In data analytics, this general approach is called split-apply-combine.
A generic MapReduce procedure has three main steps: map, shuffle, and reduce. Each node on the distributed MapReduce system has local access to an arbitrary small portion of the large data set.
- Map: Each node applies the mapping function to its portion of the data, filtering and sorting it according to parameters. The mapped data is output to temporary storage, with a corresponding set of keys (identifying metadata), indicating how the data should be redistributed.
- Shuffle: The mapped data is redistributed to other nodes on the system, so that each node contains groups of key-similar data.

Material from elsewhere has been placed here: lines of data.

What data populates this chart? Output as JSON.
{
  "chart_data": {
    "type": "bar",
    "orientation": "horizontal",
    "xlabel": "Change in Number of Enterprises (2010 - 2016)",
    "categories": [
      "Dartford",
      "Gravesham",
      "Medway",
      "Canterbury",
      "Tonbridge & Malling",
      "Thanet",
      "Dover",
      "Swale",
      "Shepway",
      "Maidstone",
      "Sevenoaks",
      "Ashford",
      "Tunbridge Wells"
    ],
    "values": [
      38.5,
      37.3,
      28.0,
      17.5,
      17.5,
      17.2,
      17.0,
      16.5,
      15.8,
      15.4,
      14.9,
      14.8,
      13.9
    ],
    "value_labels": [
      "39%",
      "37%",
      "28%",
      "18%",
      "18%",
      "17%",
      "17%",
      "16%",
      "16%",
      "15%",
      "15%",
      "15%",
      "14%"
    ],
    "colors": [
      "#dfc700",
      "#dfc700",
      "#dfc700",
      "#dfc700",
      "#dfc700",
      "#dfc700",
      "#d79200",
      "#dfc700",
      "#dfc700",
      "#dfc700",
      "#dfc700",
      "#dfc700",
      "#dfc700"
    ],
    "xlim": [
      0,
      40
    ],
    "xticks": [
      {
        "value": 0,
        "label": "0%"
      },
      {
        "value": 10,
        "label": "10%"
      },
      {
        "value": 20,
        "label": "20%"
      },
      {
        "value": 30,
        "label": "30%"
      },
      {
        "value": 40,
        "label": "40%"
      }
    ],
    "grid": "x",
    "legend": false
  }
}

- Reduce: Data is processed in parallel, per node, per key.
The following software and data systems implement MapReduce:
- Hadoop — Developed by the Apache Software Foundation. Written in Java, with a language-agnostic API.

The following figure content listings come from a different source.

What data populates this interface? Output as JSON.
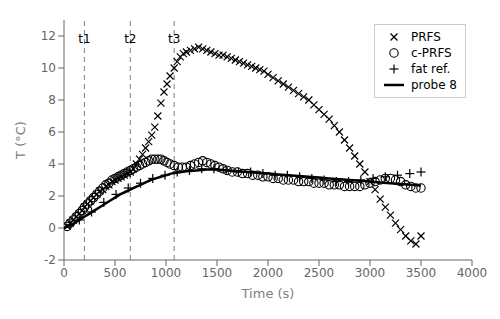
{
  "chart_data": {
    "type": "scatter",
    "xlabel": "Time (s)",
    "ylabel": "T (°C)",
    "xlim": [
      0,
      4000
    ],
    "ylim": [
      -2,
      13
    ],
    "xticks": [
      0,
      500,
      1000,
      1500,
      2000,
      2500,
      3000,
      3500,
      4000
    ],
    "yticks": [
      -2,
      0,
      2,
      4,
      6,
      8,
      10,
      12
    ],
    "grid": false,
    "legend": "upper right",
    "series": [
      {
        "name": "PRFS",
        "type": "scatter",
        "marker": "x",
        "color": "#000000",
        "x": [
          30,
          60,
          90,
          120,
          150,
          180,
          200,
          230,
          260,
          290,
          320,
          350,
          380,
          410,
          440,
          470,
          500,
          530,
          560,
          590,
          620,
          650,
          680,
          710,
          740,
          770,
          800,
          830,
          860,
          890,
          920,
          950,
          980,
          1010,
          1040,
          1080,
          1110,
          1140,
          1170,
          1200,
          1240,
          1280,
          1320,
          1360,
          1400,
          1440,
          1480,
          1520,
          1560,
          1600,
          1640,
          1680,
          1720,
          1760,
          1800,
          1840,
          1880,
          1920,
          1960,
          2000,
          2050,
          2100,
          2150,
          2200,
          2250,
          2300,
          2350,
          2400,
          2450,
          2500,
          2550,
          2600,
          2650,
          2700,
          2750,
          2800,
          2850,
          2900,
          2950,
          3000,
          3050,
          3100,
          3150,
          3200,
          3250,
          3300,
          3350,
          3400,
          3450,
          3500
        ],
        "values": [
          0.1,
          0.3,
          0.5,
          0.7,
          0.9,
          1.1,
          1.3,
          1.5,
          1.7,
          1.9,
          2.1,
          2.3,
          2.4,
          2.6,
          2.7,
          2.9,
          3.0,
          3.1,
          3.2,
          3.3,
          3.4,
          3.5,
          3.7,
          4.0,
          4.3,
          4.6,
          5.0,
          5.4,
          5.8,
          6.3,
          7.0,
          7.8,
          8.5,
          9.0,
          9.5,
          10.0,
          10.4,
          10.7,
          10.9,
          11.0,
          11.1,
          11.2,
          11.3,
          11.2,
          11.1,
          11.0,
          10.9,
          10.8,
          10.8,
          10.7,
          10.6,
          10.5,
          10.4,
          10.3,
          10.2,
          10.1,
          10.0,
          9.9,
          9.8,
          9.6,
          9.4,
          9.2,
          9.0,
          8.8,
          8.6,
          8.4,
          8.2,
          8.0,
          7.7,
          7.4,
          7.1,
          6.8,
          6.4,
          6.0,
          5.5,
          5.0,
          4.5,
          4.0,
          3.5,
          2.9,
          2.4,
          1.8,
          1.3,
          0.8,
          0.3,
          -0.1,
          -0.5,
          -0.8,
          -1.0,
          -0.5
        ]
      },
      {
        "name": "c-PRFS",
        "type": "scatter",
        "marker": "o",
        "color": "#000000",
        "x": [
          30,
          60,
          90,
          120,
          150,
          180,
          200,
          230,
          260,
          290,
          320,
          350,
          380,
          410,
          440,
          470,
          500,
          530,
          560,
          590,
          620,
          650,
          680,
          710,
          740,
          770,
          800,
          830,
          860,
          890,
          920,
          950,
          980,
          1010,
          1040,
          1080,
          1120,
          1160,
          1200,
          1240,
          1280,
          1320,
          1360,
          1400,
          1440,
          1480,
          1520,
          1560,
          1600,
          1650,
          1700,
          1750,
          1800,
          1850,
          1900,
          1950,
          2000,
          2050,
          2100,
          2150,
          2200,
          2250,
          2300,
          2350,
          2400,
          2450,
          2500,
          2550,
          2600,
          2650,
          2700,
          2750,
          2800,
          2850,
          2900,
          2950,
          3000,
          3050,
          3100,
          3150,
          3200,
          3250,
          3300,
          3350,
          3400,
          3450,
          3500
        ],
        "values": [
          0.1,
          0.3,
          0.5,
          0.7,
          0.9,
          1.1,
          1.3,
          1.5,
          1.7,
          1.9,
          2.1,
          2.3,
          2.5,
          2.7,
          2.8,
          3.0,
          3.1,
          3.2,
          3.3,
          3.4,
          3.5,
          3.6,
          3.7,
          3.8,
          3.9,
          4.0,
          4.1,
          4.2,
          4.3,
          4.3,
          4.3,
          4.3,
          4.2,
          4.1,
          4.0,
          3.9,
          3.8,
          3.8,
          3.8,
          3.9,
          4.0,
          4.1,
          4.2,
          4.1,
          4.0,
          3.9,
          3.8,
          3.7,
          3.6,
          3.5,
          3.5,
          3.4,
          3.4,
          3.3,
          3.3,
          3.2,
          3.2,
          3.1,
          3.1,
          3.0,
          3.0,
          3.0,
          2.9,
          2.9,
          2.9,
          2.8,
          2.8,
          2.8,
          2.7,
          2.7,
          2.7,
          2.6,
          2.6,
          2.6,
          2.6,
          2.7,
          2.8,
          2.9,
          3.0,
          3.1,
          3.1,
          3.0,
          2.9,
          2.7,
          2.6,
          2.5,
          2.5
        ]
      },
      {
        "name": "fat ref.",
        "type": "scatter",
        "marker": "+",
        "color": "#000000",
        "x": [
          60,
          150,
          270,
          390,
          510,
          630,
          750,
          870,
          990,
          1110,
          1230,
          1350,
          1470,
          1590,
          1710,
          1830,
          1950,
          2070,
          2190,
          2310,
          2430,
          2550,
          2670,
          2790,
          2910,
          3030,
          3150,
          3270,
          3390,
          3500
        ],
        "values": [
          0.2,
          0.5,
          1.0,
          1.6,
          2.1,
          2.5,
          2.8,
          3.1,
          3.3,
          3.5,
          3.6,
          3.7,
          3.7,
          3.6,
          3.5,
          3.5,
          3.4,
          3.3,
          3.3,
          3.2,
          3.1,
          3.0,
          2.9,
          2.9,
          3.0,
          3.1,
          3.2,
          3.3,
          3.4,
          3.5
        ]
      },
      {
        "name": "probe 8",
        "type": "line",
        "line_style": "solid",
        "color": "#000000",
        "x": [
          0,
          50,
          100,
          150,
          200,
          250,
          300,
          350,
          400,
          450,
          500,
          550,
          600,
          650,
          700,
          750,
          800,
          850,
          900,
          950,
          1000,
          1050,
          1100,
          1150,
          1200,
          1300,
          1400,
          1500,
          1600,
          1700,
          1800,
          1900,
          2000,
          2100,
          2200,
          2300,
          2400,
          2500,
          2600,
          2700,
          2800,
          2900,
          3000,
          3100,
          3200,
          3300,
          3400,
          3500
        ],
        "values": [
          0.0,
          0.15,
          0.3,
          0.5,
          0.7,
          0.9,
          1.1,
          1.3,
          1.5,
          1.7,
          1.9,
          2.1,
          2.25,
          2.4,
          2.55,
          2.7,
          2.85,
          3.0,
          3.1,
          3.2,
          3.3,
          3.4,
          3.45,
          3.5,
          3.55,
          3.6,
          3.65,
          3.65,
          3.6,
          3.55,
          3.5,
          3.45,
          3.4,
          3.35,
          3.3,
          3.25,
          3.2,
          3.15,
          3.1,
          3.05,
          3.0,
          2.95,
          2.9,
          2.85,
          2.8,
          2.75,
          2.7,
          2.65
        ]
      }
    ],
    "annotations": [
      {
        "x": 200,
        "y": 12.4,
        "label": "t1",
        "line_style": "dashed",
        "color": "#808080"
      },
      {
        "x": 650,
        "y": 12.4,
        "label": "t2",
        "line_style": "dashed",
        "color": "#808080"
      },
      {
        "x": 1080,
        "y": 12.4,
        "label": "t3",
        "line_style": "dashed",
        "color": "#808080"
      }
    ]
  }
}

- Spark — Developed by AMPLab at UC Berkeley, with APIs for Python, Java, and Scala.
- Disco — A MapReduce implementation originally developed by Nokia, written in Python and Erlang.

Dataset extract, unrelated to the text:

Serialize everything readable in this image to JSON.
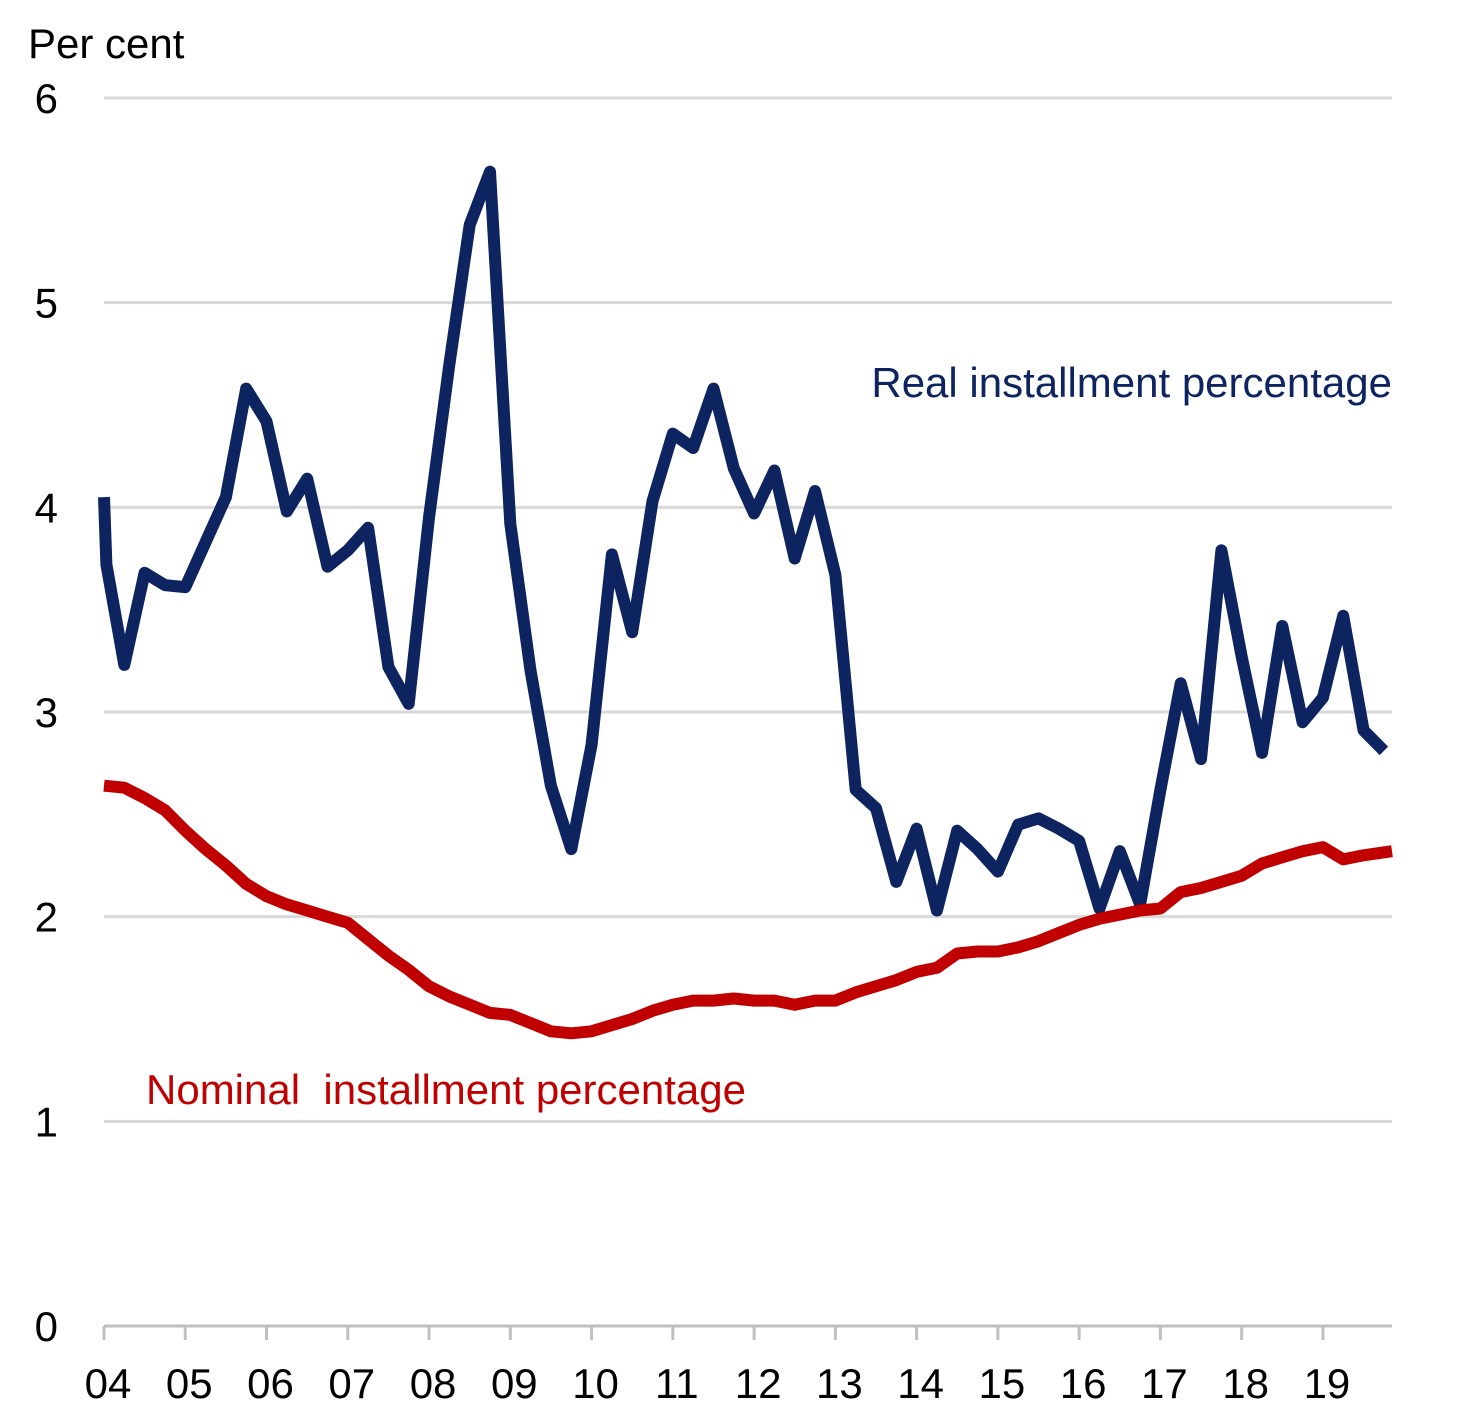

- MapReduce-MCI — Developed at Sandia National Laboratories, with bindings for C, C++, and Python.
- Phoenix — A threaded MapReduce implementation developed at Stanford University, written in C++.
Limitations and alternatives
Due to its constant shuffling of data, MapReduce is poorly suited for iterative algorithms, such as those used in ML (machine learning).
Alternatives to traditional MapReduce, that aim to alleviate these bottlenecks, include:
- Amazon EMR — High-level management for running distributed frameworks on the AWS (Amazon Web Services) platform, such as Hadoop, Spark, Presto, and Flink.
- Flink — An open-source framework for stream processing of incomplete or in-transit data. Optimized for large datasets, developed by Apache.
- Google Cloud Dataflow — Distributed data processing for GCP (Google Cloud Platform).
- Presto — An open-source distributed SQL query engine for big data.